[DRBD-user] Synced or not?

Mike Lovell mike at dev-zero.net
Thu Mar 18 02:59:40 CET 2010

Note: "permalinks" may not be as permanent as we would like,
direct links of old sources may well be a few messages off.


Cameron Smith wrote:
> Still a little fuzzy about where my data can go in relation to drbd.
>
> My lower level is:
> /dev/sda2 /data
>
> my drbd device is:
> /dev/drbd1
>
> The docs say not to access the lower level device after drbd is 
> running so where do I put my files and data?
> If it's actually on the drbd1 device how to I access that?

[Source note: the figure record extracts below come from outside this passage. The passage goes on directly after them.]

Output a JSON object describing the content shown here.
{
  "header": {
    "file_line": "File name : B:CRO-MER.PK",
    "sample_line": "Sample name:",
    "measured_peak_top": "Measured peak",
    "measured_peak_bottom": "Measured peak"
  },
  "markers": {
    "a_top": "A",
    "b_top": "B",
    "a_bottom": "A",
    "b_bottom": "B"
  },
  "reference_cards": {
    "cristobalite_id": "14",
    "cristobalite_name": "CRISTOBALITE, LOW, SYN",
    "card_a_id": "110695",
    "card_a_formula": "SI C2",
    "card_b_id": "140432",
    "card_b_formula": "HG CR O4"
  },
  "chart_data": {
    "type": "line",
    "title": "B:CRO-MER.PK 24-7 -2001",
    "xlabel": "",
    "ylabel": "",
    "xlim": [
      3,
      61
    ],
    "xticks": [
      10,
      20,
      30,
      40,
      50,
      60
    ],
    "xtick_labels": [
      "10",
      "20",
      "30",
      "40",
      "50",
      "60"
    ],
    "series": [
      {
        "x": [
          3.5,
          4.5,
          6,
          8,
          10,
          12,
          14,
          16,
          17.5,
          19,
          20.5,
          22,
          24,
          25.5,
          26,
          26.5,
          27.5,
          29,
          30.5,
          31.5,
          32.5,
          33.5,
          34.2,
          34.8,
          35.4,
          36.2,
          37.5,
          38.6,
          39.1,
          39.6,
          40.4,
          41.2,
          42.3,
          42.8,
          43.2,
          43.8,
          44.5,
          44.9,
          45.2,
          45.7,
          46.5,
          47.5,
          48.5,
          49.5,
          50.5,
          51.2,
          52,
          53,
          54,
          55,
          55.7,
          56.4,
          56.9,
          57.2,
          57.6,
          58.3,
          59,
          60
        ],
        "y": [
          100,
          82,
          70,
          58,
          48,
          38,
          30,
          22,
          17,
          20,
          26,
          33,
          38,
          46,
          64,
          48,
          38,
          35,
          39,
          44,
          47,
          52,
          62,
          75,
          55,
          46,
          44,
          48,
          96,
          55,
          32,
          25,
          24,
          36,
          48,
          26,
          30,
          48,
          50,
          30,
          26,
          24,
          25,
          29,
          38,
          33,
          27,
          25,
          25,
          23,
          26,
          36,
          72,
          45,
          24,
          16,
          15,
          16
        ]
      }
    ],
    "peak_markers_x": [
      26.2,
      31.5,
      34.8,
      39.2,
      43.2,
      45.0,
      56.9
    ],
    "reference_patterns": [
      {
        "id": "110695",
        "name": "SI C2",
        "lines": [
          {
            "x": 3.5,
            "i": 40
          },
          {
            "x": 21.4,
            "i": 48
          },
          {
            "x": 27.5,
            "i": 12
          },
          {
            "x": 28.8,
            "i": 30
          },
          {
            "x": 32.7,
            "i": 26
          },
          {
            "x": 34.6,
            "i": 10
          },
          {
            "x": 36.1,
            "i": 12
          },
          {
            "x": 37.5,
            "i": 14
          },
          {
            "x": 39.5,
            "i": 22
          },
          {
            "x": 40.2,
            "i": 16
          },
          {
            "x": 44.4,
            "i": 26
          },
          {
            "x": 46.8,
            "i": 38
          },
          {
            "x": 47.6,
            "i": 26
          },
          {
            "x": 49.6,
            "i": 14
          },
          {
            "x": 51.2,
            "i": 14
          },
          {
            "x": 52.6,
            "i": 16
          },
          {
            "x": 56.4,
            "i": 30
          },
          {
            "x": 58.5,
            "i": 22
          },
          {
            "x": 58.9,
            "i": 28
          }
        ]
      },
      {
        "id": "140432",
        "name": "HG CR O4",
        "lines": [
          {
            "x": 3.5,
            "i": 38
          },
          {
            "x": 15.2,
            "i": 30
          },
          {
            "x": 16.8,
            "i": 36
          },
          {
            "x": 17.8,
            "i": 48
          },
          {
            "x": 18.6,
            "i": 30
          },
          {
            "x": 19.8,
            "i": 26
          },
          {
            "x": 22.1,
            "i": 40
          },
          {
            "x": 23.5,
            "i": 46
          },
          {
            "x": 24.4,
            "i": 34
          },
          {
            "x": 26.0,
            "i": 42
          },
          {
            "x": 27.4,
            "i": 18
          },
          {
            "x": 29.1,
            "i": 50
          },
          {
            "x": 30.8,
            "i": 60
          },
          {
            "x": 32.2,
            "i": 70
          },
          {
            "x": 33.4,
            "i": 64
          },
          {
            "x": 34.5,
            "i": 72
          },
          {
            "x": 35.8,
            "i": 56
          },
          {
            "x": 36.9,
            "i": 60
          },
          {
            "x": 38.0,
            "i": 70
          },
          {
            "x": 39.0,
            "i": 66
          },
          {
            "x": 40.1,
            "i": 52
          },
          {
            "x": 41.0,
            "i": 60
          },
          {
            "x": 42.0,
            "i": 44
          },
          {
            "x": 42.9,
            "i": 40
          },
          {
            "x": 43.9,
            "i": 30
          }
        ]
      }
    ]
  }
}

I cannot 
> mount it like a partition using mount.
>
> My config still looks like:
>
> global {
>   usage-count yes;
> }
> common {
>   protocol C;
> }
> resource r0 {
>   on clst01.example.net <http://clst01.example.net/> {
>     device    /dev/drbd1;
>     disk      /dev/sda2;
>     address   10.233.2.71:7789 <http://10.233.2.71:7789/>;
>     meta-disk /dev/sda6[0];
>   }
>   on clst02.example.net <http://clst02.example.net/> {
>     device    /dev/drbd1;
>     disk      /dev/sda2;
>     address   10.233.2.72:7789 <http://10.233.2.72:7789/>;
>     meta-disk /dev/sda6[0];
>   }
> }
>
>
drbd only allows nodes that are "primary" for a resource to access, and 
mount, the block device presented by drbd (in your case, /dev/drbd1). in 
the default "primary/secondary" mode, there is only one primary which 
can access the device then mount it. to use the device on the secondary, 
you must promote it the the primary (which will also demote the current 
primary) and then mount the filesystem. this can be handled by linux-ha 
or pacemaker automatically for you. you can't mount it on both servers 
at once. and mounting the underlying block device on the secondary can 
cause data corruption since you essentially have a block device mounted 
twice.

you can get around this by using "primary/primary" mode but will require 
significant changes to your system. you will have to use a clustered 
filesystem, such as GFS or OCFS, for your /data/ mount point. this 
introduces its own can of worms but is possible.

drbd does not magically make it so that any filesystem can magically 
become clustered and redundant and it wont be able to since it has no 
concept of a filesystem. from a high level, it just replicates writes 
between block devices on two servers.

hope that helps clarify things a little more for you.